I think that there is another explaination for this murder, but we are yet to find it.
 
  • #1,123
I'm not sure I can follow the story that Alistair owed someone called Paul money. If you're a loan shark, murdering your debtor means you're never getting that money back. It's not like it'll be in a contract that gets taken on by the estate.

I think that there is another explaination for this murder, but we are yet to find it.
Honestly I don't think anyone has a clue. Too many oddities and too much doesn't add up.
 
  • #1,124
I'm not sure I can follow the story that Alistair owed someone called Paul money. If you're a loan shark, murdering your debtor means you're never getting that money back. It's not like it'll be in a contract that gets taken on by the estate.

I think that there is another explaination for this murder, but we are yet to find it.

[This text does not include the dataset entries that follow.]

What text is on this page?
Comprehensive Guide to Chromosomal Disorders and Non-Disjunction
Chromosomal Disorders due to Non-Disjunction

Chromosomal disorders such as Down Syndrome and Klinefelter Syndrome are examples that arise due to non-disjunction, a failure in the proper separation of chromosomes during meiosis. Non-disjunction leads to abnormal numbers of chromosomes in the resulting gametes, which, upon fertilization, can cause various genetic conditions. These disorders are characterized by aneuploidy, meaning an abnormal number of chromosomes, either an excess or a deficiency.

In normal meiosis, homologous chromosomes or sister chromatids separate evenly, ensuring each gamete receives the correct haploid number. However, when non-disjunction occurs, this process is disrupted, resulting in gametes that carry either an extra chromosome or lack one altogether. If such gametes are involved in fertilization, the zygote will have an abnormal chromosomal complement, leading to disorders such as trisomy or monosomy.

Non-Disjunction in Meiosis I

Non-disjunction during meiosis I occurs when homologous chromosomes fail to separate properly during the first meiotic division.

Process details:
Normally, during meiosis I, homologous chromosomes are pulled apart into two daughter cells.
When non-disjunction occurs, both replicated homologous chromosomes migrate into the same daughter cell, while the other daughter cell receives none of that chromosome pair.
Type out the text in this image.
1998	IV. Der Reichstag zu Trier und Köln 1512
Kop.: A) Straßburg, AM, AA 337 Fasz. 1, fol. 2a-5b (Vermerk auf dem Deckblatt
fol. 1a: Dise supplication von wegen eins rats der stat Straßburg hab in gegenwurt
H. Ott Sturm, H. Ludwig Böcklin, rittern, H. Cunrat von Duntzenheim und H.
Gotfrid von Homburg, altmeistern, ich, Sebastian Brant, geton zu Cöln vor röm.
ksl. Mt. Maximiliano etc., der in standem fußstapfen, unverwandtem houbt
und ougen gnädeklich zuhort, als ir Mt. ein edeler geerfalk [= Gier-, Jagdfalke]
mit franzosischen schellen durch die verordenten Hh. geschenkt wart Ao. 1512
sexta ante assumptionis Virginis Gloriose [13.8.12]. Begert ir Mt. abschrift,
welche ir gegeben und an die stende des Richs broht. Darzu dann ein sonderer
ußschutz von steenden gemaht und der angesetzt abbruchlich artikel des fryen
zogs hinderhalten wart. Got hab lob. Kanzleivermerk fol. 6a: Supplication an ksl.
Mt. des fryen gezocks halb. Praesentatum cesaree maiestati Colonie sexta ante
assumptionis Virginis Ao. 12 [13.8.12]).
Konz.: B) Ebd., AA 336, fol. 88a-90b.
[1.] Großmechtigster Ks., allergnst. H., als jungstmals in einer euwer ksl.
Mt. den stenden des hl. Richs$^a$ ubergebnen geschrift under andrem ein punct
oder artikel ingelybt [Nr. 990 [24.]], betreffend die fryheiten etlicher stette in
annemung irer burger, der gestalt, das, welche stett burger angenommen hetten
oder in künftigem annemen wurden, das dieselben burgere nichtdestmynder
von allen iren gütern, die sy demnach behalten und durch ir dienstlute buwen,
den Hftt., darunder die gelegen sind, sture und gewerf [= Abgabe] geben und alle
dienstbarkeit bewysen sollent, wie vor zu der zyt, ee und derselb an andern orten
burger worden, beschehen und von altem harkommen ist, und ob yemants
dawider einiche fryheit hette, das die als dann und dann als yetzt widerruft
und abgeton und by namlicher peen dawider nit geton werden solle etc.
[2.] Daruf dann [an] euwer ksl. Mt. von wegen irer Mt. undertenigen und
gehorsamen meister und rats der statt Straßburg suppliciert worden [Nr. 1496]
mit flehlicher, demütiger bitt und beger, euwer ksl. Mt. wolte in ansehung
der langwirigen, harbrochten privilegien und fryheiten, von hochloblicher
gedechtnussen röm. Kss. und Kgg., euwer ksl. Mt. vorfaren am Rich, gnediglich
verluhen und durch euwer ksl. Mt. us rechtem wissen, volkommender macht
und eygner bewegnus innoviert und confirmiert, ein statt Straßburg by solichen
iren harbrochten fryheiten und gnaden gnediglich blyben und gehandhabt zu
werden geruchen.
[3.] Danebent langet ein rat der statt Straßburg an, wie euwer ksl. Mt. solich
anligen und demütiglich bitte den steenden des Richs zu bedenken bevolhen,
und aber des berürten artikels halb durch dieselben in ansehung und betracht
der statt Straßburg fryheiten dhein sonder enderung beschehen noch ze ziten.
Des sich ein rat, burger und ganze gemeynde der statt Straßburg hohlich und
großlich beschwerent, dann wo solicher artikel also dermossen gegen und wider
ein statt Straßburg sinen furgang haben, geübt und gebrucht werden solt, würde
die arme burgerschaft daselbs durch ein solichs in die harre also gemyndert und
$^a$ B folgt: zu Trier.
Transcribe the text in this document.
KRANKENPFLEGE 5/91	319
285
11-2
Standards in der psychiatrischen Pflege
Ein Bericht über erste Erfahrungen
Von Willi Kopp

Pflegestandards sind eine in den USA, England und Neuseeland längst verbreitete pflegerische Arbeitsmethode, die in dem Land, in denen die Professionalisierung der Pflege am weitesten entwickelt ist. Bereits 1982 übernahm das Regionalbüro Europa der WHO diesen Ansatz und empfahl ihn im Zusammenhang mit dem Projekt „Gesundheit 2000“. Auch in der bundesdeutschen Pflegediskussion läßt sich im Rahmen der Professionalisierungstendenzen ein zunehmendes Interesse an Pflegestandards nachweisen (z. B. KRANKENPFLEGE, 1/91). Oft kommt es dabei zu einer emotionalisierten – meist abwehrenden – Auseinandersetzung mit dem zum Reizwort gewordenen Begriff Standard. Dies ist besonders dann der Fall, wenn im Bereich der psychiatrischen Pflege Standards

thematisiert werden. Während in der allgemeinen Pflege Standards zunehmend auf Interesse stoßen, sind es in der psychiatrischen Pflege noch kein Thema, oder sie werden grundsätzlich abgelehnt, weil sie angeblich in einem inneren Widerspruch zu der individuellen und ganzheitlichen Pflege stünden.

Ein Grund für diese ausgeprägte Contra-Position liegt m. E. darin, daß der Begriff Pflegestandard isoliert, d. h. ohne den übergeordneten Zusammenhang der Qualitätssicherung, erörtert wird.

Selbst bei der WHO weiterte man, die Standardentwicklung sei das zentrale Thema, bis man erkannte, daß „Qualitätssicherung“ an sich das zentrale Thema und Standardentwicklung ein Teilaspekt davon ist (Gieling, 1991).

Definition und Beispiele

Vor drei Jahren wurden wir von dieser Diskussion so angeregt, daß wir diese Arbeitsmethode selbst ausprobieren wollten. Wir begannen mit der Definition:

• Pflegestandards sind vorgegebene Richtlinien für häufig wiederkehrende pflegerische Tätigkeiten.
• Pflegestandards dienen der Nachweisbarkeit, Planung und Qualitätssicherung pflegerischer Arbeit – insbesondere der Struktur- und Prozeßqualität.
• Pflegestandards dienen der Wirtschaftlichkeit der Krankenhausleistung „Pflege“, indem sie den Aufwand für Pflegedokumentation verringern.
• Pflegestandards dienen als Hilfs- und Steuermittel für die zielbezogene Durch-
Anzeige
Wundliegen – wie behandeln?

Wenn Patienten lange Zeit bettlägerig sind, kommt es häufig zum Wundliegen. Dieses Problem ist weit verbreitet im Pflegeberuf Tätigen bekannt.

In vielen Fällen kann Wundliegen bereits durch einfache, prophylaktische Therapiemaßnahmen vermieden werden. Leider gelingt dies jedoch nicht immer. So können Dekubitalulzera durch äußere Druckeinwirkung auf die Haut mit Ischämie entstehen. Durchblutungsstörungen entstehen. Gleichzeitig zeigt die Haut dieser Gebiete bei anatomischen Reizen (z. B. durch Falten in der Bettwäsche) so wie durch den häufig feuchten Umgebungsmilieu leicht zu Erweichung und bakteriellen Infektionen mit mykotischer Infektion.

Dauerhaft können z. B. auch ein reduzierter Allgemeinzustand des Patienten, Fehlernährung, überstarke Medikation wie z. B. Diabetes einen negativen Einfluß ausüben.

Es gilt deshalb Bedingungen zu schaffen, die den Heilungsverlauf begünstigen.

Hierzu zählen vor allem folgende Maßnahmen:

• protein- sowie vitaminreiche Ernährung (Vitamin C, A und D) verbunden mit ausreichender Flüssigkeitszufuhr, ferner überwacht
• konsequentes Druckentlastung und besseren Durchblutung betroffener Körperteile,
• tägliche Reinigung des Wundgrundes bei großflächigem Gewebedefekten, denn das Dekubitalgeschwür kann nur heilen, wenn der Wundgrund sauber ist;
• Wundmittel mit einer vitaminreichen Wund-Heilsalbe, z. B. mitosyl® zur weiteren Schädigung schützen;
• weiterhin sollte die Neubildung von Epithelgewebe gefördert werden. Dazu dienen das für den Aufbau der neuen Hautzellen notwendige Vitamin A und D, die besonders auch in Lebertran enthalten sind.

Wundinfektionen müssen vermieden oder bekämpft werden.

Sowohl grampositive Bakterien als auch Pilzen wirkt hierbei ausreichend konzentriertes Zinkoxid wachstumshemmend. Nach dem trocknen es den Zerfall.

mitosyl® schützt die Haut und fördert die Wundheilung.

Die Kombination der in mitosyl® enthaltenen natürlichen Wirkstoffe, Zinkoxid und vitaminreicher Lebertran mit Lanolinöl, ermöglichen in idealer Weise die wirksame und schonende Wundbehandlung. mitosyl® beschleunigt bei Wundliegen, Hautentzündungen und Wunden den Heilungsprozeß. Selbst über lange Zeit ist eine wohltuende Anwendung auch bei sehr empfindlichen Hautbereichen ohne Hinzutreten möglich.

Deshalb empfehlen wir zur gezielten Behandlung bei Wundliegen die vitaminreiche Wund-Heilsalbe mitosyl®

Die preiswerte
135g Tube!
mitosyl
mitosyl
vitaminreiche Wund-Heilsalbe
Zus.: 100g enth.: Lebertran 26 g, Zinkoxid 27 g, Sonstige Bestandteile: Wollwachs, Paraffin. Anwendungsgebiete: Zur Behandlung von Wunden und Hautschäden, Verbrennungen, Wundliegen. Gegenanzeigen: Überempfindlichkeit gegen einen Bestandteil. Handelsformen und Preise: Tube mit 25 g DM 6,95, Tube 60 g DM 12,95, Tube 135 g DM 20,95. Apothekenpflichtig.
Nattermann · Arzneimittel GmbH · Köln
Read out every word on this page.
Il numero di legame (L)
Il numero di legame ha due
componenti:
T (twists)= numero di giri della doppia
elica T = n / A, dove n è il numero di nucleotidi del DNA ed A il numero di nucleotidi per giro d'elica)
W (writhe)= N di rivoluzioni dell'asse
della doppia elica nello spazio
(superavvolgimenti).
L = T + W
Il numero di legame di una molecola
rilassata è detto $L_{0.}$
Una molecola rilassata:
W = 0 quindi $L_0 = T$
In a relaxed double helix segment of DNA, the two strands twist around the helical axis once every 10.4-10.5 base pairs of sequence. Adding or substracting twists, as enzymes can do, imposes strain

It could make sense for a loan shark to murder someone. If there's several other people who also owe money then murdering one of them is a good way to encourage the others to pay up.
Depending on how much money was owed and by how many people, it might have been a good business decision.
 
  • #1,125
  • #1,126
Bizarre bit from this story: "And that same year he convicted David Gilroy of the murder of former lover Suzanne Pilley. This was despite there being no forensic evidence and no proof a crime had even taken place."
Right - so we can prove that Gilroy murdered Pilley even though we can't prove that she was murdered." Explain that! Someone? Please?
 
  • #1,127
Bizarre bit from this story: "And that same year he convicted David Gilroy of the murder of former lover Suzanne Pilley. This was despite there being no forensic evidence and no proof a crime had even taken place."
Right - so we can prove that Gilroy murdered Pilley even though we can't prove that she was murdered." Explain that! Someone? Please?
Didn't know anything about that case tbh. Just looked it up and it was a majority verdict based on circumstantial evidence. He still maintains his innocence.
 
  • #1,128
Scotland's First Minister John Swinney has met the family of banker Alistair Wilson whose murder has remained unsolved for 20 years.
Swinney meets family of murdered Nairn banker Alistair Wilson

Alistair Wilson's wife Veronica and son Andrew said they welcomed the meeting with the SNP first minister, and thanked Highlands and Islands Conservative MSP Douglas Ross for his help in arranging it.
 
  • #1,129
Jo Farrell gesturing as she speaks to the media
Police Scotland Chief Constable Jo Farrell has refused to meet the family of murdered banker Alistair Wilson

Alistair Wilson was murdered at his home in Nairn in the Highlands on November 28 2004.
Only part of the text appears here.